Al di là della conoscenza sommaria e parziale – o forse soltanto in malafede - della storia (nel ’48, nel ’67 e nel ’73 Israele è stato attaccato dai paesi arabi confinanti che volevano cancellarlo dalla faccia della Terra), quel che colpisce e avvilisce è il bersaglio individuato dai nostri professori.

Non il governo Netanyahu e la sua destra messianica, non l’industria delle armi e il suo indotto miliardario, non la macchina della propaganda bellica, a finire nel mirino sfocato di questa ciurma farisaica è il mondo della cultura, dello studio, della ricerca, dell’incontro tra idee, ossia uno degli spazi più liberi e pluralisti della società israeliana, naturalmente e storicamente contrapposto al fanatismo dei nazionalisti e da sempre favorevole alla soluzione “due popoli due Stati”.

È nelle aule degli atenei di Tel Aviv, Gerusalemme e Haifa che lo scorso anno è nato il movimento che, per interi mesi, ha contestato nelle piazze il premier e i suoi ministri, manifestando contro la riforma della Corte suprema ma anche contro l’espansione degli insediamenti illegali in Cisgiordania e per i diritti della popolazione palestinese. Cosa c’entrano mai i dipartimenti e le facoltà universitarie israeliane con i bombardamenti sulla Striscia Gaza e con la morte dei civili innocenti? La risposta data da Pierluigi Musarò, professore di Sociologia dei processi culturali e comunicativi presso l’Università di Bologna al Corriere della sera è di quelle che fanno cadere letteralmente le braccia: «I miei colleghi non possono più collaborare con le università di Gaza rase al suolo in queste settimane. Il boicottaggio è uno strumento pacifico, non violento di pressione. Non ne abbiamo altri».

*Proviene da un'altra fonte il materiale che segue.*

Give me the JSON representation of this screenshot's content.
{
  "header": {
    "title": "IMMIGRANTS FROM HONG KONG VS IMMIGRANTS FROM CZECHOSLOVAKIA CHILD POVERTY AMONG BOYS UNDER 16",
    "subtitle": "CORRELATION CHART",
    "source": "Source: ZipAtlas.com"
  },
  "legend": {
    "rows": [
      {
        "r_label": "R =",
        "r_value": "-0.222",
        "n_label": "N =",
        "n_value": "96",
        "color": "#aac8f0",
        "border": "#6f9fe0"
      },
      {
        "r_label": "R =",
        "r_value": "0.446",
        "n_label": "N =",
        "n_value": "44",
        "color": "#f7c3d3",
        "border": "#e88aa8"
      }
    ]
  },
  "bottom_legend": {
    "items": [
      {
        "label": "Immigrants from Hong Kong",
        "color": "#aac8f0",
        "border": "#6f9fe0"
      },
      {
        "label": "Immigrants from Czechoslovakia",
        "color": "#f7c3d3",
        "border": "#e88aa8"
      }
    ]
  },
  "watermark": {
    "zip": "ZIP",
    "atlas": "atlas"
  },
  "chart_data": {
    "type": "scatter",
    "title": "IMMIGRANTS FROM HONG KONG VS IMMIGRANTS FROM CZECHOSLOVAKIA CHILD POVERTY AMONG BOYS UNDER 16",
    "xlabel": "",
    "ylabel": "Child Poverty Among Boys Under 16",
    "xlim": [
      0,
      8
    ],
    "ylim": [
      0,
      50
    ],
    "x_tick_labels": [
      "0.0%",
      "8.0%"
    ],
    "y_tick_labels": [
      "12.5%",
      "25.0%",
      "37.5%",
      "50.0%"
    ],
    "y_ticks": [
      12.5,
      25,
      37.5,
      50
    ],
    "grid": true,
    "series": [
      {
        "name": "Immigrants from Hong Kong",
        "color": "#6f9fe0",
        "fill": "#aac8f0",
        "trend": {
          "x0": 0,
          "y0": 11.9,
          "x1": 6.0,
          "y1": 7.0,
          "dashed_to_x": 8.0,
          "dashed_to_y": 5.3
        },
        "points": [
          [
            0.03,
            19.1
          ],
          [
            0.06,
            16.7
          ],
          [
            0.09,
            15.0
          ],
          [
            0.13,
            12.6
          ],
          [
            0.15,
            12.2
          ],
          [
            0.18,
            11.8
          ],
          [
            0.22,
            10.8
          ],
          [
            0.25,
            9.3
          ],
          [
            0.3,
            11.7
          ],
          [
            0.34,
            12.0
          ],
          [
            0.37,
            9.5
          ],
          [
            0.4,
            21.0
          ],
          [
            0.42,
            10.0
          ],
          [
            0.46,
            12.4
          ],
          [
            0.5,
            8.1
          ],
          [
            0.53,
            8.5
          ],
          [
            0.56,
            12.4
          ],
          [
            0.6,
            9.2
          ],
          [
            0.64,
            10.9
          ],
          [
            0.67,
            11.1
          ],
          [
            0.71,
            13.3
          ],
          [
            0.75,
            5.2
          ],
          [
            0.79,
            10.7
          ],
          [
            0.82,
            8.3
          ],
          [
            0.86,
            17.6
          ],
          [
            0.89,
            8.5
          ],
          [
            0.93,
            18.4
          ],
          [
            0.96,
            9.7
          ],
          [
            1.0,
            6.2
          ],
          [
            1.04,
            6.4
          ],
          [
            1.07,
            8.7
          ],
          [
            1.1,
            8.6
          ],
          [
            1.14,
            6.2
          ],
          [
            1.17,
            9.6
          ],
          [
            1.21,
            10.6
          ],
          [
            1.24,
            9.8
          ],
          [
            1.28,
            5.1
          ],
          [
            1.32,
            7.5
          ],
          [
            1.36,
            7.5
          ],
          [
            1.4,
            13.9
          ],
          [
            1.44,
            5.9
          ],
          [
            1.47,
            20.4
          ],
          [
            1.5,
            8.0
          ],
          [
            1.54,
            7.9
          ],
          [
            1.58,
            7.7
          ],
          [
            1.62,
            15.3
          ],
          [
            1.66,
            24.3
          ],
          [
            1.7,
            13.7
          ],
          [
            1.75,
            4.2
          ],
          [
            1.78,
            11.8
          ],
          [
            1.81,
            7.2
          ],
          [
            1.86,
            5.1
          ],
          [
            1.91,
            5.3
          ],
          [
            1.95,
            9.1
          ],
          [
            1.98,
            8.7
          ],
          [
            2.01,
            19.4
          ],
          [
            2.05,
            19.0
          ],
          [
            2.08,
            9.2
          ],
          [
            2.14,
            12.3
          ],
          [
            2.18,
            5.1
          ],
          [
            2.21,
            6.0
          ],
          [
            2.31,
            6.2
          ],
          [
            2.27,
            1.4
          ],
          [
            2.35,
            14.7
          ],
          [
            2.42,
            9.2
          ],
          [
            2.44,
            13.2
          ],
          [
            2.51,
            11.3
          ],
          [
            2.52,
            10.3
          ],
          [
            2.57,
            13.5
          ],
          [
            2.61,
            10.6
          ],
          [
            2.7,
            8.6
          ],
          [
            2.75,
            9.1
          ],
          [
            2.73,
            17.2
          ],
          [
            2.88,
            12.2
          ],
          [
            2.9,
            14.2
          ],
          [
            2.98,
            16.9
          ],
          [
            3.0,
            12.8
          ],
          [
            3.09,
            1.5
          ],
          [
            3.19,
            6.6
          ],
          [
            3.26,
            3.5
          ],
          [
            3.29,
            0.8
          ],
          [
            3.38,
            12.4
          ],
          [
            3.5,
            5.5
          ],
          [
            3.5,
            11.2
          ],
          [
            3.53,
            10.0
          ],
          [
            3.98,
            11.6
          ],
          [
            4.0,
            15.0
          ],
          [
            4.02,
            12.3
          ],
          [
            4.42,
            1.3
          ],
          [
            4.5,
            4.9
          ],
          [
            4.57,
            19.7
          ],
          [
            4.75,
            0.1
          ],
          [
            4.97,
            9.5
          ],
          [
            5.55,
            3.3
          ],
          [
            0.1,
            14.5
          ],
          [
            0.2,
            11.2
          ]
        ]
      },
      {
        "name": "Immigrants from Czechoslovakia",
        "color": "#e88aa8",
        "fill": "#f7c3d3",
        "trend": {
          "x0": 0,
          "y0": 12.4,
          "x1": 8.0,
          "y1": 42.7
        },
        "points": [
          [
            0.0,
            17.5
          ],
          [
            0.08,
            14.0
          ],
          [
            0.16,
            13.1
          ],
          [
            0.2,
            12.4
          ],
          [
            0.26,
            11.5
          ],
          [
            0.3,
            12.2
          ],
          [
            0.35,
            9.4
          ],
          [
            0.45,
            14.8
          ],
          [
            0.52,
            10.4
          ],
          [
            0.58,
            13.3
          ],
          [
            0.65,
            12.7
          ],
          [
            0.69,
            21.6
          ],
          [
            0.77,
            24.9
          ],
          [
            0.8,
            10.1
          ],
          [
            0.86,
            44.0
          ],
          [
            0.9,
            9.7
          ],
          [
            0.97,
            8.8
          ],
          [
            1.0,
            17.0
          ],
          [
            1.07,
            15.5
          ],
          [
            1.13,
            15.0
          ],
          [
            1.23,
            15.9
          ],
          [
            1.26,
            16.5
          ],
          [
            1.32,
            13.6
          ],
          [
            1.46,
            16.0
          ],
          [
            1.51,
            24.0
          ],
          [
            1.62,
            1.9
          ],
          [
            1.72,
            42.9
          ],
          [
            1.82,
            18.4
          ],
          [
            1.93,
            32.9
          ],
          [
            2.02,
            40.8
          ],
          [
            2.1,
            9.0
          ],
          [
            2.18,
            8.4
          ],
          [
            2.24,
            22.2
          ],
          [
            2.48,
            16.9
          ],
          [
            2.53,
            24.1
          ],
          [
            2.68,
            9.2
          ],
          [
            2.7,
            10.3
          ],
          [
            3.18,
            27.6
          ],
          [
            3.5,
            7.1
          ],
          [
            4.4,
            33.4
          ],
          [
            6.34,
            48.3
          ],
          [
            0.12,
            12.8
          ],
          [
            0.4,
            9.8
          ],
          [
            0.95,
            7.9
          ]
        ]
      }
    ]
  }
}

Come spesso accade, chi è accecato dall’ideologia oltre alla ragionevolezza e alla logica smarrisce anche il senso del ridicolo inciampando nei paradossi più fastidiosi; e così i firmatari, prima di lanciare il boicottaggio dei loro colleghi ebrei, ribadiscono quanto per loro sia importante «l’impegno per la libertà di parola e il diritto degli studenti e delle studenti al dibattito». Libertà di parola sì, ma non per gli universitari israeliani, meritevoli di isolamento come degli appestati che capolavoro di ipocrisia!

Altri docenti italiani hanno provato a lanciare un contro-appello in cui accusano i boicottatori di «pregiudizio antisemita», e soprattutto di «non rappresentare il pensiero di tutti gli accademici». Questo è sicuro, ma le adesioni al contro-appello sono state fino ad ora decisamente meno numerose, confermando che nelle nostre università abbiamo un problema grande come una casa.